Preferring comfort in numbers, some right-wing fanatics form clubs or militias. That’s the case in
Flash and Bones.
Tempe is drawn into the world of an extremist group and must learn their philosophy and decipher their code of conduct in order to determine their role in a cold case that disturbs her greatly.

4. Over the course of
Flash and Bones,
Tempe develops a flirtatious relationship with Cotton Galimore, the head of security at the Charlotte Motor Speedway. Her old flame Lieutenant-détective Andrew Ryan and sometime suitor and Charlotte attorney Charlie Hunt only make minor appearances in the story. How do you decide what Tempe’s romantic life is going to be like in each novel? Can you give readers any hints about where it might go in the future?
It’s true. Tempe’s love life is in a bit of a muddle. Andrew Ryan is preoccupied with his daughter, Lily, who is in drug rehab. And
miles away. Charlie Hunt is absorbed in a complex legal case. Miles away in another sense.

Enter Cotton Galimore, strong, intelligent, and smoking hot. Sadly, Galimore’s past isn’t exactly spick-and-span. Joe Hawkins distrusts him. Skinny Slidell loathes him. And the guy is cocky as hell.

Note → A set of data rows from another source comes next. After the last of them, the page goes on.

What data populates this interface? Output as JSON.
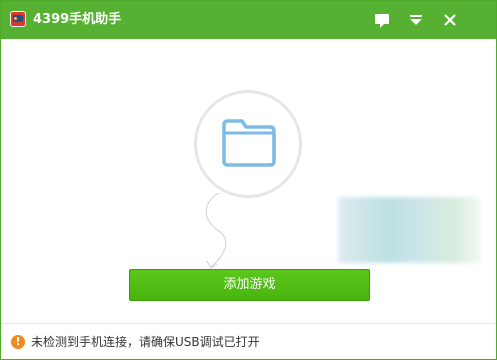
{
  "app": {
    "title": "4399手机助手",
    "accent_color": "#56b132",
    "logo_icon": "4399-app-logo"
  },
  "titlebar": {
    "buttons": [
      {
        "icon": "feedback-icon"
      },
      {
        "icon": "dropdown-menu-icon"
      },
      {
        "icon": "close-icon"
      }
    ]
  },
  "main": {
    "empty_state_icon": "folder-icon",
    "add_game_label": "添加游戏",
    "button_color": "#52bd14"
  },
  "status": {
    "icon": "warning-icon",
    "icon_glyph": "!",
    "message": "未检测到手机连接，请确保USB调试已打开",
    "icon_color": "#f08a24"
  }
}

But the heart wants what the heart wants. Inexplicably, Tempe is drawn to the disgraced ex-cop. Is Galimore really as bad as her colleagues say? Should she steer clear as everyone advises?

Nope. No spoilers here.

5.
Flash and Bones,
as with all your books, contains unique forensic twists: the body found at the dump is lodged in a barrel of asphalt, which Tempe must painstakingly dismantle. Later, chemical tests at the CDC reveal the presence of a surprising toxin in the remains. What was the inspiration for these forensic discoveries? Have you seen such corpses in your real-life work, or, in writing your novels, do you imagine the strange possibilities of homicides you haven’t yet encountered?

I am like a scavenger, always on the lookout for a snack. But instead of food, it’s criminal twists I’m after. I keep my eyes and ears open for interesting characters, bizarre case elements, and cutting-edge science. A Temperance Brennan plot may derive from any number of sources.

Starting point. I draw ideas from forensic anthropology analyses that I perform myself. My own cases.

Move one circle out. The LSJML (my Montreal gig) is a full-spectrum medico-legal and crime lab. While there I am able to observe what goes on around me, to learn about the newest thing in ballistics, toxicology, pathology, or DNA.

Continue outward. Forensic scientists love to talk to each other about their cases. Colleagues often suggest ideas for Temperance Brennan stories based on investigations in which they have been involved.

Occasionally a plot twist is inspired by a presentation I attend at a professional conference. The annual meeting of the American Academy of Forensic Sciences provides particularly rich fodder. Articles in research journals also get the old brain pumping.

From my own caseload, and then from conversing, listening, watching, and reading, I get what I think of as “nugget” ideas, my core story concepts. Then, for both legal and ethical reasons, I change everything—names, dates, places, personal details. I then play the “what if?” game, and spin the nugget off into multilayered fiction.